The patients in many of the interviews found it initially difficult to talk about participation, which is why they instead started to give examples of non-participation. This was dealt with by the first author by keeping an open and flexible attitude towards the phenomenon of participation in forensic psychiatric high-security care. The patients were for the most part able to give examples of participation but approached the subject by first talking about self-experienced non-participation. This indicates that the concept of participation is difficult to grasp in the high-security, forensic psychiatric context. We are aware that the results and the phenomenon in the data collection and analysis do not only concern participation but also its opposite construct, non-participation, which is why we have used non-participation as a background to better understand the phenomenon. By focussing on the high-security care context and using Merleau-Ponty (Citation1968) philosophy, we have made it clear that the meaning of the phenomenon participation is contextual. In terms of the methodological approach, this is entirely in accordance with the principles of RLR (Dahlberg et al., Citation2008).

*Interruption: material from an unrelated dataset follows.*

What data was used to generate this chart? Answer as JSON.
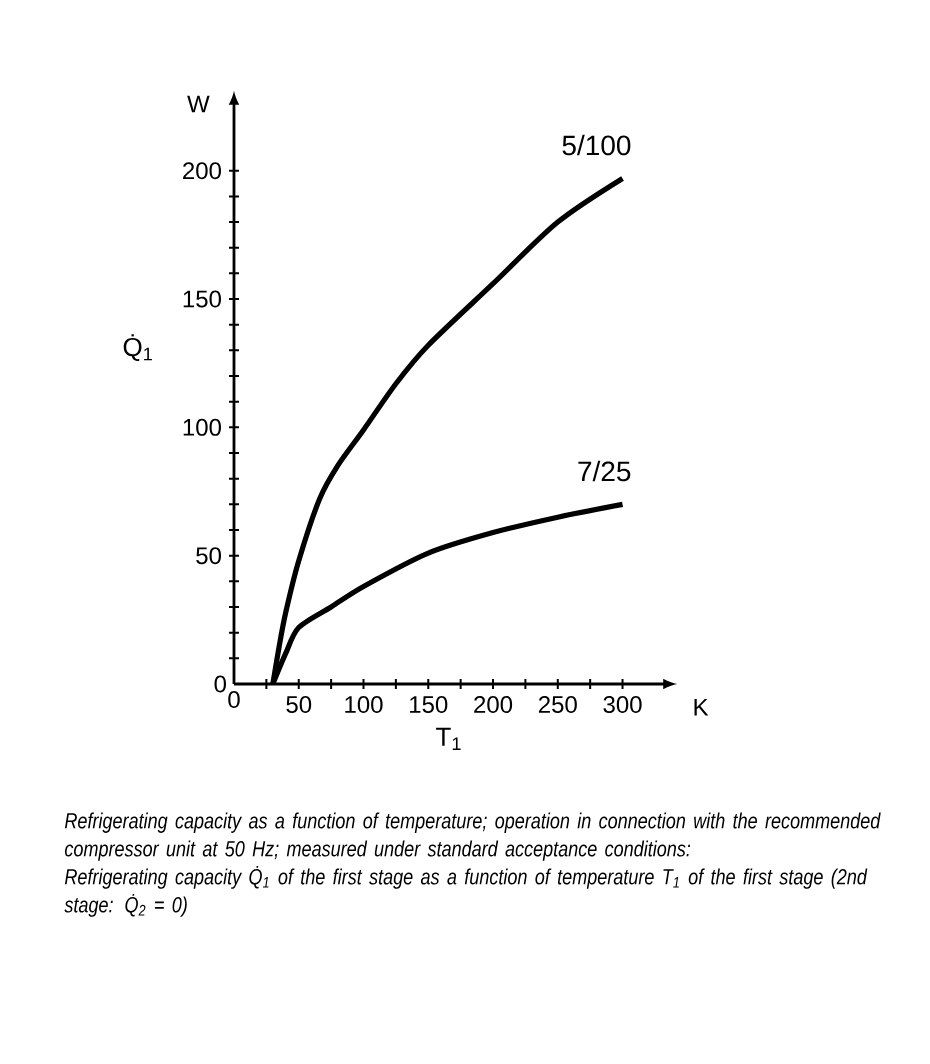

Based on the number of interviews, settings and wards from which patients were recruited, it is reasonable to maintain that the types of experiences described in the study are representative of those to be found throughout the Swedish high-security, forensic psychiatric care system. This system, except for some legal details, is very similar to those in other regions, and it can be expected that these experiences will be present also there.

Conclusion

Patient participation in high-security, forensic psychiatric care is not a simple matter. We have highlighted how patients can be invited to share information, take part in care-related activities and discussions, and be supported in the understanding and management of their uncertain existence (e.g., unclear time perspective, not having defined goals). If the care includes such positive elements as named above, the level of experienced participation will probably be greater together with the experience of the care as whole. A challenge is that forensic psychiatric care is very complex and individually tailored for each patient, at the same time as carers might lack the prerequisites to support patients though their journey in their care process. In terms of clinical implications, a caring attitude among staff has emerged as a crucial element of forensic psychiatric high-security care. Carers can in one way find comfort in the knowledge that striving for high-quality and significant relationships also increases the experience of participation for the patients. However, at the same time, we want to highlight that carers can help patients to a greater degree if they themselves understand and are able to explain the complex forensic psychiatric structures. Actions to support the development of staff training in patient-staff interactions in forensic psychiatric care, in order to increase experiences of patient participation, are thus called for.

Acknowledgments

We want to acknowledge the patients who contributed with their experiences. We also want to thank the participating forensic psychiatric clinics and the contact persons at the different clinics who made this study possible.

Additional information

Funding

This work was supported by the Swedish Research Council for Health, Working Life and Welfare under Grant no. 2018-01409, Medical Research Council of Southeast Sweden under grant no. 2019-930801, Department of Research and Development, Region Kronoberg, 2019- 933814, 2019- 930775 and supported by the Regional Forensic Psychiatric Clinic in Växjö.

Notes

1 Common measures of outcome were health-related disease-specific measures, time between care and release from hospital, confidence in own ability, subjective satisfaction and quality of life.